Сделала я это под воздействием некоего необъяснимого импульса, но отступить уже не могла. Мисс Норманн остановилась. Я представила ей Тото и попросила, чтобы она минутку посидела с нами. При этом наблюдала за выражением его лица. Он выказывал сразу столько разных чувств и делал это столь неумело, что я видела его насквозь. Проявлял возмущение моим поступком, равнодушие к красоте мисс Норманн (а она ведь и вправду не дурнушка), изображал холодный интерес и безразличие. Но потом решил продемонстрировать это еще непосредственнее. Через минут пять беседы сослался на усталость, распрощался и отправился спать.
Наверняка думал, что я позвоню в его комнаты или приду. Долго же ему придется ждать.
Я сама, собственно, не знаю, отчего он так меня рассердил. Но в том, как он смотрел на Бетти, было что-то отвратительное.
Я долго не сумею заснуть от злости. Специально отключила телефон и не отвечаю на стук в дверь. Умнее всего было бы уехать завтра спозаранку. Был бы хороший урок для Тото. В этот момент, когда я пишу, в дверь мою снова стучат. Это уже в третий раз. Но ему ничто не поможет. Пусть идет себе к той рыжей выдре. Завтра будет сокрушенным и покорным. На нее и не взглянет. Естественно, только в моем присутствии. Я совершенно зря познакомила их. Уже двенадцать. Пойду спать.
Вторник
Между мной и Тото все кончено. И я целиком и полностью удовлетворена этим. Стоило так поступить давным-давно. А случилось вот что.
Я проснулась очень рано и включила телефон. В восемь пришел парикмахер, через четверть часа раздался звонок аппарата. Я сняла трубку, но оказалось, что звонит Мирский. Ему ничего не было известно о том, что вчера мы с Тото поссорились, поскольку спросил, какие у нас (то есть у меня и Тото) планы на сегодня. Я сказала, что еще не знаю, так как Тото спит.

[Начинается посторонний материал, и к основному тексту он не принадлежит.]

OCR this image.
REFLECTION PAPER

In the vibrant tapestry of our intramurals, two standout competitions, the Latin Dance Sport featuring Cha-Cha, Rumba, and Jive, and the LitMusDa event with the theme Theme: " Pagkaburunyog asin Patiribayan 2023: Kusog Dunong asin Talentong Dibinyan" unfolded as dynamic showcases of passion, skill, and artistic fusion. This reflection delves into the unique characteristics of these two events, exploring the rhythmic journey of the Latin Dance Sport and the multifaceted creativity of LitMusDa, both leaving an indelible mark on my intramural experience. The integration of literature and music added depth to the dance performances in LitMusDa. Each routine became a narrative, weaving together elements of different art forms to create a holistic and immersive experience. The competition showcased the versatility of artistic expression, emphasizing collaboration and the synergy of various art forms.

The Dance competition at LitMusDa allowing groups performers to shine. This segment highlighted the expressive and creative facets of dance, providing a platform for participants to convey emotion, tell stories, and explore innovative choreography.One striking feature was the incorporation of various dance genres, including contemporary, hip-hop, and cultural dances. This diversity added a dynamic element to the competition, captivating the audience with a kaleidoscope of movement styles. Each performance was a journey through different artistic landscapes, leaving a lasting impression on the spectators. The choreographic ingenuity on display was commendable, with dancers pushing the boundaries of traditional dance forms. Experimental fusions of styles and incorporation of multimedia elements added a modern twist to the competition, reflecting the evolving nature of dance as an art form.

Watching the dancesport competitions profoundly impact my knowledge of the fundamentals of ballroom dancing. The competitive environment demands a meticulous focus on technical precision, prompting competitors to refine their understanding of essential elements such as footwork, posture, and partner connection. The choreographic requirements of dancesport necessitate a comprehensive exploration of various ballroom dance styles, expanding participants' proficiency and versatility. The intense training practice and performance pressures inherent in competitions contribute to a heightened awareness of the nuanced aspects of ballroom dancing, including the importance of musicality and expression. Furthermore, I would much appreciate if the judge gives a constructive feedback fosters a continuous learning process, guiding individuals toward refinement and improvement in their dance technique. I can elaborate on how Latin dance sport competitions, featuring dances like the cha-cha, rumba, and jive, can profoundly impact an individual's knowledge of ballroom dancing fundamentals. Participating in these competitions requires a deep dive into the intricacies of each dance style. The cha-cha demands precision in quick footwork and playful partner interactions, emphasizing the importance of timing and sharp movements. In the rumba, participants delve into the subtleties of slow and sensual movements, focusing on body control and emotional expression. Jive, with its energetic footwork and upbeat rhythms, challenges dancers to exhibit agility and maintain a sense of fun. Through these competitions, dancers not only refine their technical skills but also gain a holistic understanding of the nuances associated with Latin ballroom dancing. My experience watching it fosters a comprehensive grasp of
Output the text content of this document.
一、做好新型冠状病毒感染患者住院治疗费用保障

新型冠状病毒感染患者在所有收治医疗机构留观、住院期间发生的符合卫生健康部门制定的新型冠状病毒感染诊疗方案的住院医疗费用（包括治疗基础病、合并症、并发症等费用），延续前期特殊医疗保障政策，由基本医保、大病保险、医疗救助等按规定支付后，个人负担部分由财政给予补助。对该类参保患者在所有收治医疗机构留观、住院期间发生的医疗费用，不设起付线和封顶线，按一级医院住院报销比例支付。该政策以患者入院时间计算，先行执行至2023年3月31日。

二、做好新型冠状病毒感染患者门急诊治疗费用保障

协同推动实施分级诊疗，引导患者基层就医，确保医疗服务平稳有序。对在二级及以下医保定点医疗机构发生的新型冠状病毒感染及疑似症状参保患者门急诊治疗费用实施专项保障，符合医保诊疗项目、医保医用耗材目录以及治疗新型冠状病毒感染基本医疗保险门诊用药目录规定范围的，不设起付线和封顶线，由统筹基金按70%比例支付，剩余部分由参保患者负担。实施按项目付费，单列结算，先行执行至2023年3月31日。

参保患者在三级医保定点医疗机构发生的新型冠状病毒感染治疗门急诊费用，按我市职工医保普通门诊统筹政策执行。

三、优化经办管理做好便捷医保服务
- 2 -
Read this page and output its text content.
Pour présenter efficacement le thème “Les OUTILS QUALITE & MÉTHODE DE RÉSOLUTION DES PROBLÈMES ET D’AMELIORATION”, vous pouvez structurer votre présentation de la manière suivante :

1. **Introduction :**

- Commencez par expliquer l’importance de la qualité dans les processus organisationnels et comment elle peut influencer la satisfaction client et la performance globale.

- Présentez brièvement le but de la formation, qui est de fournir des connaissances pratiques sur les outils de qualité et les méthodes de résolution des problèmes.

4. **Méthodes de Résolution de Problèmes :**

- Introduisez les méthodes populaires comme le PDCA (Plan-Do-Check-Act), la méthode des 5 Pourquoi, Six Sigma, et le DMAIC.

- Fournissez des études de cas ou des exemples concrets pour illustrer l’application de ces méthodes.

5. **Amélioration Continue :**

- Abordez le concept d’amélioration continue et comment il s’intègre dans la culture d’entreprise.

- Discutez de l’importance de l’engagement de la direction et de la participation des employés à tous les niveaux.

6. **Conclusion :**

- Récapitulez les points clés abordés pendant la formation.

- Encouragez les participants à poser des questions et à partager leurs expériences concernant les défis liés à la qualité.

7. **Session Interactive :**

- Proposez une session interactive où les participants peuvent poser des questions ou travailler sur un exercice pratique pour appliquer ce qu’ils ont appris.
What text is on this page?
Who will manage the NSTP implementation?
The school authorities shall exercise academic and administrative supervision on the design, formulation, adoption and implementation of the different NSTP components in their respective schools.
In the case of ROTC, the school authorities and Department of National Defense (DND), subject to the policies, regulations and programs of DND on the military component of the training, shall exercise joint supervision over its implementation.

– Как это «спит»? – удивился Мирский. – Он же был у меня час назад.
Я онемела. Получается, он встал, но мне не позвонил. «Ну ладно, – подумала я. – Обиделся, значит, сам же извинится». Я предложила Мирскому проехаться на санях. Он с радостью согласился. В десять я была уже внизу.
Когда мы проезжали мимо кинотеатра, нас обогнали другие сани. Я собственным глазам не поверила. В них сидел Тото рядом с мисс Норманн. Тото слегка смутился, но довольно прохладно отвесил мне поклон. Поскольку та выдра не смотрела в нашу сторону, я тоже могла позволить себе демонстративность: даже не шелохнулась. Мирский заметил, что я не поклонилась в ответ, однако ни о чем не спросил. Очень тактично с его стороны.
Такого поведения я спустить Тото не могла. Здесь он перегнул палку. Я просто не в силах описать свою ярость. Дело, естественно, не в нем, но в моих амбициях. Так меня скомпрометировать! И еще афишировать это публично! В первый момент я решила немедленно уехать, но когда немного успокоилась, то пришла к выводу, что это было бы некстати. Дало бы Тото понять, что для меня это важно. Я должна остаться тут как минимум на пару дней. Пожалуй, была даже не права, что не вернула ему поклон. Но уж что случилось – то произошло.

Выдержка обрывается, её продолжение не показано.